Similarly, a British Journal of Healthcare Management study into vascular surgery reports that the switch of tariff funding to the major hubs where procedures are performed impacts on the ability of district hospitals to provide aftercare. When the patient goes back to their local hospital for rehabilitation, so funding comes with them. Both the patient and the hospital lose out.

 

Another way forward

In a major review of the reconfiguration of service provision in the UK, The King’s Fund acknowledges that centralisation alone cannot solve the many dilemmas and complexities associated with public healthcare delivery, and that the main consideration must be to “ensure that patients receive the right care, in the right place, at the right time.” That includes reversing the dominant policy towards centralisation, and looking instead at how local service provision can be sustained and supported, with better integration with primary and tertiary care.

 

The key factor here is again resourcing, and the argument can be made that centralisation only appears to be beneficial when resources are scarce. In the best of possible worlds, all healthcare provision would be available at the point where a patient first accesses care, i.e. on a local level. If this sounds utopian, it is surely the direction healthcare services should be pulling in.

 

In surgery, expertise in specialist areas is always raised as a key resource shortage.

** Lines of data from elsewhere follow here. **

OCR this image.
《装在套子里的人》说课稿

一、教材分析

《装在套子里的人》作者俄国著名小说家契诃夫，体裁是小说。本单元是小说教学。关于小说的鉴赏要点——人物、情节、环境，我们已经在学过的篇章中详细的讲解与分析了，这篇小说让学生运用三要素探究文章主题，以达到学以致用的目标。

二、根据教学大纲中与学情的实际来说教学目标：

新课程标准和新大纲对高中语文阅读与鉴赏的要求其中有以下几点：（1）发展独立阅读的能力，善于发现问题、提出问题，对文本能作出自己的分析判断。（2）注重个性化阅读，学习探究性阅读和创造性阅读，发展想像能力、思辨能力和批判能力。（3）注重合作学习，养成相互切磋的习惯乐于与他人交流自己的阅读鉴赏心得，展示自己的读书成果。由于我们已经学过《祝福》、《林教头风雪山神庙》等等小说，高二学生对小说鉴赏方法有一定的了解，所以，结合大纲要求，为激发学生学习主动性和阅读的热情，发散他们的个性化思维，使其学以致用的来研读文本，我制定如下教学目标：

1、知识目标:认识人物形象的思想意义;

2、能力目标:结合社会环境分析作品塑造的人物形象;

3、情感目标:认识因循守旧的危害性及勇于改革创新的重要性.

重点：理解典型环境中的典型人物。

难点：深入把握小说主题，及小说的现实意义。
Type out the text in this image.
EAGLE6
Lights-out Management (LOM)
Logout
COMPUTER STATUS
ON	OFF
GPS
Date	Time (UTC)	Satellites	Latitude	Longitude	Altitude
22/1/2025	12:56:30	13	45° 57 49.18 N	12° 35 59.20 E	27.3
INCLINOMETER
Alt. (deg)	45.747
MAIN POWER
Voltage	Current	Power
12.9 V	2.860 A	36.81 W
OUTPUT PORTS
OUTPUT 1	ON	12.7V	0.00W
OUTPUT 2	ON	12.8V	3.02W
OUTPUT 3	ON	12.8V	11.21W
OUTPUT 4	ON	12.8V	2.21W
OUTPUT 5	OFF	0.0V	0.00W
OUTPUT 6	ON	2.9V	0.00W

But perhaps it is really a question of distribution. One US study into surgical services makes the point that specialist provision tends to be concentrated around medical schools and teaching hospitals, i.e. where the expertise is nurtured and where it often remains. The challenge, then, is how to distribute it more equitably and in response to demand.

 

Technology provides us with the solution. Telemedicine is already being widely used to assist diagnosis in local hospitals, with consultants based in the central hubs using available platforms to consult with both patients and local doctors. This is seen as a positive for patients, reducing the need to travel back and forth for appointments.

 

The next step is to see this technology used enable surgical procedures to be performed locally. Platforms like Proximie make virtual surgery possible, with a distant consultant guiding and overseeing an operation from afar via a tablet and a piece of AR software. Watching a live video stream of the procedure, they can use the AR tools to provide rich multimedia instruction to the surgeon in situ, the equivalent of a consultant overseeing an operating team directly in theatre.

 

The direct benefit is that this reduces the need for patients to travel. The more the virtual distribution of expertise can facilitate procedures at a local level, the better quality of life patients will enjoy. Indirectly, this will also start to reverse the whole process of centralisation. Local surgeons will be supported in performing a wider variety of procedures, building up expertise in a wider range of disciplines. It will be easier for a surgeon to become a registrar with a specialist focus without moving to a specific hub.

 

Eventually, there will be no resource shortage in specialist expertise at all, and the need to rationalise and centralise what is available will be removed.